Когда наступают смутные времена, а в лавках исчезает мука и сахар, то идут куда? – к старому Лейзеру, и видит Создатель, Лейзер готов поделиться последним, но скажи мне, идиоту, – зачем им выжившая из ума Соня, зачем им Нахумчик и Давид, – давай зажжем свечи, жена моя, и восславим Господа – за то, что беда обошла наш дом, – она молчит? – ничего, как всякая девушка ее возраста, она забивается в скорлупу и думает о разных глупостях, разве я не прав – о платьях, локонах, о студенте, с которым познакомилась на Хануку, о выкресте, от которого отказался родной отец, – наступают тяжелые дни, они хотят быть как все, – хедер это плохо, говорят они, в хедере безумный старик учит еврейской грамоте, грязным пальцем он водит по буквам и загибает страницы, он задает вопрос и ждет ответа, но ответа нет, – горе мне – он задает вопрос на языке Моше Рабейну и ждет ответа из глубины веков, но пахнет порохом, а гимназисты читают «Отче наш», вместо «Кол нидрей» они поют романсы – ответа нет и не будет, потому что сегодня правят те, а завтра другие, сегодня Петлюра, завтра атаман Григорьев, и тогда мы ждем красного командира – красный командир рассудит, он примчится на вороном коне и наведет порядок, – так думают добрые евреи из Овруча, они выносят серебряный поднос с хлебом и солью, но их заставляют рыть братскую могилу, вежливо их подводят к краю этой могилы, и так же вежливо поясняют им – сначала в могилу войдут дети, потом ваши жены, а после – после вы сами будете умолять батька засыпать вас землей, вы будете кушать эту землю, чтобы не слышать стонов и не видеть пелены в глазах младенцев.

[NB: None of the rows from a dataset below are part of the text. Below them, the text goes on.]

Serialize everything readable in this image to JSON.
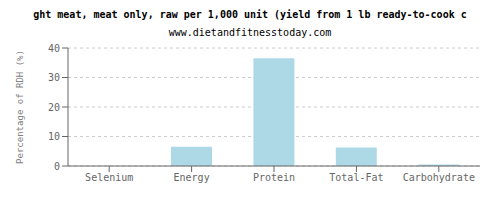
{
  "chart_data": {
    "type": "bar",
    "title": "ght meat, meat only, raw per 1,000 unit (yield from 1 lb ready-to-cook c",
    "subtitle": "www.dietandfitnesstoday.com",
    "categories": [
      "Selenium",
      "Energy",
      "Protein",
      "Total-Fat",
      "Carbohydrate"
    ],
    "values": [
      0.0,
      6.5,
      36.5,
      6.3,
      0.5
    ],
    "color": "#add8e6",
    "ylabel": "Percentage of RDH (%)",
    "ylim": [
      0,
      40
    ],
    "yticks": [
      0,
      10,
      20,
      30,
      40
    ],
    "grid": true
  }
}
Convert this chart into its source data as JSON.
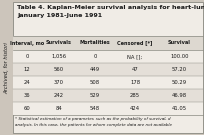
{
  "title_line1": "Table 4. Kaplan-Meier survival analysis for heart-lung",
  "title_line2": "January 1981-June 1991",
  "col_headers": [
    "Interval, mo",
    "Survivals",
    "Mortalities",
    "Censored [*]",
    "Survival"
  ],
  "rows": [
    [
      "0",
      "1,056",
      "0",
      "NA [];",
      "100.00"
    ],
    [
      "12",
      "560",
      "449",
      "47",
      "57.20"
    ],
    [
      "24",
      "370",
      "508",
      "178",
      "50.29"
    ],
    [
      "36",
      "242",
      "529",
      "285",
      "46.98"
    ],
    [
      "60",
      "84",
      "548",
      "424",
      "41.05"
    ]
  ],
  "footnote_line1": "* Statistical estimation of a parameter, such as the probability of survival, d",
  "footnote_line2": "analysis. In this case, the patients for whom complete data are not available",
  "side_label": "Archived, for histori",
  "outer_bg": "#ccc5bb",
  "inner_bg": "#f0ece6",
  "row_even_bg": "#f0ece6",
  "row_odd_bg": "#e4dfd8",
  "header_bg": "#ddd8d0",
  "border_color": "#888880",
  "text_color": "#1a1a1a",
  "fig_width": 2.04,
  "fig_height": 1.35,
  "dpi": 100
}
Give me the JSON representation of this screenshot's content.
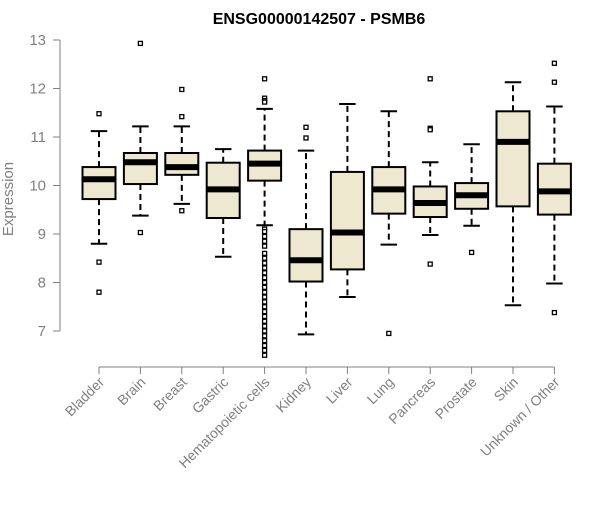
{
  "chart_data": {
    "type": "box",
    "title": "ENSG00000142507 - PSMB6",
    "xlabel": "",
    "ylabel": "Expression",
    "ylim": [
      6.5,
      13.0
    ],
    "yticks": [
      7,
      8,
      9,
      10,
      11,
      12,
      13
    ],
    "grid": false,
    "legend": "none",
    "colors": {
      "box_fill": "#EEE8D0",
      "stroke": "#000000",
      "text": "#808080",
      "axis": "#808080"
    },
    "categories": [
      "Bladder",
      "Brain",
      "Breast",
      "Gastric",
      "Hematopoietic cells",
      "Kidney",
      "Liver",
      "Lung",
      "Pancreas",
      "Prostate",
      "Skin",
      "Unknown / Other"
    ],
    "series": [
      {
        "category": "Bladder",
        "whisker_low": 8.8,
        "q1": 9.72,
        "median": 10.13,
        "q3": 10.38,
        "whisker_high": 11.12,
        "outliers": [
          11.48,
          8.42,
          7.8
        ]
      },
      {
        "category": "Brain",
        "whisker_low": 9.38,
        "q1": 10.03,
        "median": 10.48,
        "q3": 10.67,
        "whisker_high": 11.22,
        "outliers": [
          12.93,
          9.03
        ]
      },
      {
        "category": "Breast",
        "whisker_low": 9.62,
        "q1": 10.22,
        "median": 10.38,
        "q3": 10.67,
        "whisker_high": 11.22,
        "outliers": [
          11.98,
          11.42,
          9.48
        ]
      },
      {
        "category": "Gastric",
        "whisker_low": 8.53,
        "q1": 9.33,
        "median": 9.92,
        "q3": 10.47,
        "whisker_high": 10.75,
        "outliers": []
      },
      {
        "category": "Hematopoietic cells",
        "whisker_low": 9.18,
        "q1": 10.1,
        "median": 10.45,
        "q3": 10.72,
        "whisker_high": 11.58,
        "outliers": [
          12.2,
          11.8,
          11.75,
          11.72,
          9.1,
          9.05,
          8.95,
          8.85,
          8.75,
          8.6,
          8.5,
          8.4,
          8.3,
          8.2,
          8.1,
          8.0,
          7.9,
          7.8,
          7.7,
          7.6,
          7.5,
          7.4,
          7.3,
          7.2,
          7.1,
          7.0,
          6.9,
          6.8,
          6.7,
          6.6,
          6.5
        ]
      },
      {
        "category": "Kidney",
        "whisker_low": 6.93,
        "q1": 8.02,
        "median": 8.46,
        "q3": 9.1,
        "whisker_high": 10.72,
        "outliers": [
          11.2,
          10.98
        ]
      },
      {
        "category": "Liver",
        "whisker_low": 7.7,
        "q1": 8.27,
        "median": 9.03,
        "q3": 10.28,
        "whisker_high": 11.68,
        "outliers": []
      },
      {
        "category": "Lung",
        "whisker_low": 8.78,
        "q1": 9.42,
        "median": 9.92,
        "q3": 10.38,
        "whisker_high": 11.53,
        "outliers": [
          6.95
        ]
      },
      {
        "category": "Pancreas",
        "whisker_low": 8.98,
        "q1": 9.35,
        "median": 9.64,
        "q3": 9.98,
        "whisker_high": 10.48,
        "outliers": [
          12.2,
          11.18,
          11.15,
          8.38
        ]
      },
      {
        "category": "Prostate",
        "whisker_low": 9.17,
        "q1": 9.52,
        "median": 9.8,
        "q3": 10.05,
        "whisker_high": 10.85,
        "outliers": [
          8.62
        ]
      },
      {
        "category": "Skin",
        "whisker_low": 7.53,
        "q1": 9.57,
        "median": 10.9,
        "q3": 11.53,
        "whisker_high": 12.13,
        "outliers": []
      },
      {
        "category": "Unknown / Other",
        "whisker_low": 7.98,
        "q1": 9.4,
        "median": 9.88,
        "q3": 10.45,
        "whisker_high": 11.63,
        "outliers": [
          12.52,
          12.13,
          7.38
        ]
      }
    ]
  }
}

Ты слышишь, Переле, пусть уже будет тихо – давай накроем стол и зажжем свечи, поминая тех, кто уже не сядет с нами рядом, помнишь, как радовалась ты этому столу, покрывая его белой скатертью, рассаживая детей,
– детей должно быть не меньше дюжины, потому что так угодно Господу нашему, плодитесь и размножайтесь, сказано в Писании, – детей должно быть много, потому что если один из них, не дай бог, станет выкрестом, другой умрет от скарлатины, а третий ускачет на красном коне в поисках новой жизни, то остается четвертый, но если этот четвертый окажется девочкой, красивой девочкой, опускающей темные глаза, в которых отражается весь этот безумный мир с его правдой и ложью, жестокостью и милосердием, то может статься, в одно ужасное утро, войдут эти, пьяные, с крестами и звездами, с шашками наголо – и тогда господь пошлет нам чужого мальчика с библейским именем Петр.